Historical population
| Census | Pop. | Note | %± |
| 1930 | 142 |  | — |
| 1940 | 151 |  | 6.3% |
| 1950 | 103 |  | −31.8% |
| 1960 | 94 |  | −8.7% |
| 1970 | 97 |  | 3.2% |
| 1980 | 127 |  | 30.9% |
| 1990 | 132 |  | 3.9% |
| 2000 | 145 |  | 9.8% |
| 2010 | 127 |  | −12.4% |
| 2020 | 107 |  | −15.7% |
U.S. Decennial Census

===2010 census===
As of the census of 2010, there were 127 people, 49 households, and 33 families living in the village. The population density was 793.8 PD/sqmi. There were 53 housing units at an average density of 331.3 /sqmi. The racial makeup of the village was 89.8% White, 7.1% from other races, and 3.1% from two or more races. Hispanic or Latino of any race were 13.4% of the population.

There were 49 households, of which 32.7% had children under the age of 18 living with them, 55.1% were married couples living together, 8.2% had a female householder with no husband present, 4.1% had a male householder with no wife present, and 32.7% were non-families. 30.6% of all households were made up of individuals, and 12.2% had someone living alone who was 65 years of age or older. The average household size was 2.59 and the average family size was 3.21.

The median age in the village was 35.9 years. 24.4% of residents were under the age of 18; 11.8% were between the ages of 18 and 24; 21.2% were from 25 to 44; 32.3% were from 45 to 64; and 10.2% were 65 years of age or older. The gender makeup of the village was 54.3% male and 45.7% female.

===2000 census===
As of the census of 2000, there were 145 people, 47 households, and 36 families living in the village. The population density was 935.6 PD/sqmi. There were 53 housing units at an average density of 342.0 /sqmi. The racial makeup of the village was 86.21% White, 12.41% from other races, and 1.38% from two or more races. Hispanic or Latino of any race were 17.24% of the population.
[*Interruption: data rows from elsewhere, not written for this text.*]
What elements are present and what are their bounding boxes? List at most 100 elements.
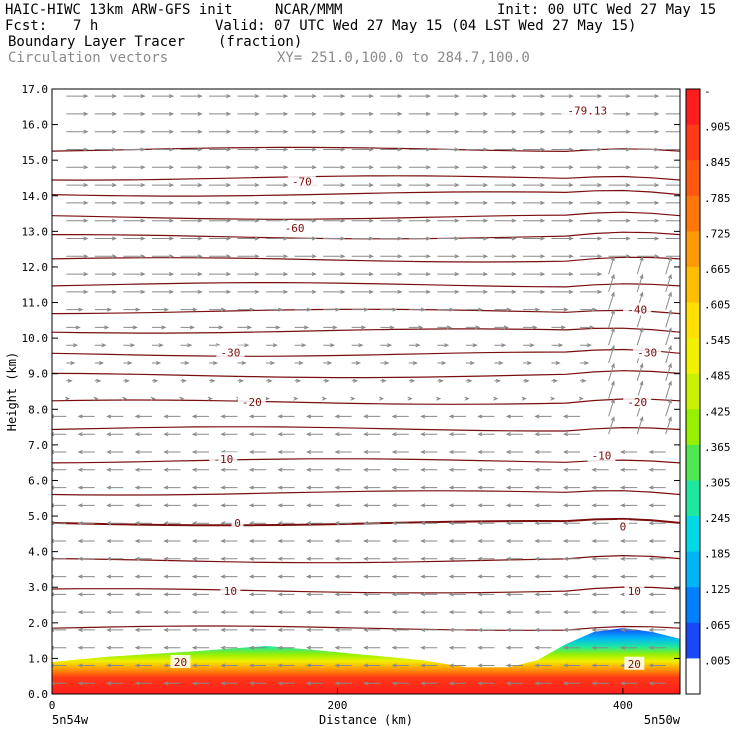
circulation-vector xyxy=(363,538,381,543)
circulation-vector xyxy=(248,485,267,490)
circulation-vector xyxy=(591,610,609,615)
circulation-vector xyxy=(665,344,672,364)
circulation-vector xyxy=(134,681,152,686)
circulation-vector xyxy=(477,503,495,508)
circulation-vector xyxy=(562,681,581,686)
circulation-vector xyxy=(408,343,421,348)
isotherm-label-bg xyxy=(616,519,629,533)
circulation-vector xyxy=(408,147,432,152)
y-tick-label: 4.0 xyxy=(28,546,48,559)
circulation-vector xyxy=(209,218,232,223)
circulation-vector xyxy=(305,538,324,543)
circulation-vector xyxy=(493,396,499,401)
circulation-vector xyxy=(437,307,455,312)
circulation-vector xyxy=(505,663,523,668)
colorbar-swatch xyxy=(686,658,700,695)
circulation-vector xyxy=(277,449,295,455)
circulation-vector xyxy=(494,111,517,116)
circulation-vector xyxy=(580,272,603,277)
circulation-vector xyxy=(521,396,527,401)
circulation-vector xyxy=(209,200,232,205)
circulation-vector xyxy=(523,325,538,330)
circulation-vector xyxy=(334,449,352,455)
circulation-vector xyxy=(52,645,67,650)
circulation-vector xyxy=(464,396,470,401)
circulation-vector xyxy=(551,165,574,170)
circulation-vector xyxy=(77,610,95,615)
circulation-vector xyxy=(408,307,427,312)
circulation-vector xyxy=(363,574,381,579)
circulation-vector xyxy=(277,681,295,686)
circulation-vector xyxy=(180,378,187,383)
circulation-vector xyxy=(551,272,574,277)
circulation-vector xyxy=(52,485,67,490)
circulation-vector xyxy=(248,645,267,650)
circulation-vector xyxy=(305,503,324,508)
circulation-vector xyxy=(94,129,118,134)
circulation-vector xyxy=(608,165,631,170)
circulation-vector xyxy=(648,521,666,526)
circulation-vector xyxy=(123,272,146,277)
circulation-vector xyxy=(123,325,138,330)
circulation-vector xyxy=(94,307,113,312)
circulation-vector xyxy=(323,183,346,188)
circulation-vector xyxy=(209,289,232,294)
circulation-vector xyxy=(151,111,175,116)
circulation-vector xyxy=(523,272,546,277)
circulation-vector xyxy=(391,556,409,561)
circulation-vector xyxy=(334,663,352,668)
circulation-vector xyxy=(665,416,672,435)
circulation-vector xyxy=(237,218,260,223)
circulation-vector xyxy=(619,681,638,686)
circulation-vector xyxy=(52,449,67,455)
isotherm-label: -70 xyxy=(292,176,312,189)
circulation-vector xyxy=(220,645,238,650)
circulation-vector xyxy=(534,449,552,455)
circulation-vector xyxy=(237,289,260,294)
circulation-vector xyxy=(580,94,603,99)
y-tick-label: 5.0 xyxy=(28,510,48,523)
circulation-vector xyxy=(66,254,89,259)
circulation-vector xyxy=(106,467,124,472)
circulation-vector xyxy=(294,129,317,134)
circulation-vector xyxy=(248,521,267,526)
circulation-vector xyxy=(551,129,574,134)
circulation-vector xyxy=(191,681,209,686)
circulation-vector xyxy=(163,610,181,615)
circulation-vector xyxy=(123,378,130,383)
circulation-vector xyxy=(608,344,615,364)
circulation-vector xyxy=(106,663,124,668)
isotherm-line xyxy=(52,490,680,496)
circulation-vector xyxy=(494,236,517,241)
circulation-vector xyxy=(494,218,517,223)
circulation-vector xyxy=(380,307,398,312)
circulation-vector xyxy=(608,94,631,99)
circulation-vector xyxy=(665,380,672,399)
circulation-vector xyxy=(277,503,295,508)
circulation-vector xyxy=(534,681,552,686)
circulation-vector xyxy=(408,111,432,116)
circulation-vector xyxy=(408,129,432,134)
circulation-vector xyxy=(494,307,512,312)
circulation-vector xyxy=(248,574,267,579)
circulation-vector xyxy=(494,343,507,348)
circulation-vector xyxy=(163,556,181,561)
circulation-vector xyxy=(391,592,409,597)
y-tick-label: 0.0 xyxy=(28,688,48,701)
circulation-vector xyxy=(305,610,324,615)
circulation-vector xyxy=(448,556,466,561)
circulation-vector xyxy=(305,556,324,561)
circulation-vector xyxy=(305,645,324,650)
circulation-vector xyxy=(505,556,523,561)
circulation-vector xyxy=(123,165,146,170)
colorbar-label: .125 xyxy=(704,583,731,596)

There were 47 households, out of which 42.6% had children under the age of 18 living with them, 55.3% were married couples living together, 17.0% had a female householder with no husband present, and 23.4% were non-families. 12.8% of all households were made up of individuals, and 4.3% had someone living alone who was 65 years of age or older. The average household size was 3.09 and the average family size was 3.31.

In the village, the population was spread out, with 31.7% under the age of 18, 17.9% from 18 to 24, 17.9% from 25 to 44, 26.2% from 45 to 64, and 6.2% who were 65 years of age or older. The median age was 26 years. For every 100 females, there were 116.4 males. For every 100 females age 18 and over, there were 102.0 males.

As of 2000 the median income for a household in the village was $38,750; and the median income for a family was $45,250. Males had a median income of $21,250 versus $25,417 for females. The per capita income for the village was $13,592. About 7.7% of families and 10.1% of the population were below the poverty line, including 4.4% of under eighteens and 53.3% of those over 64.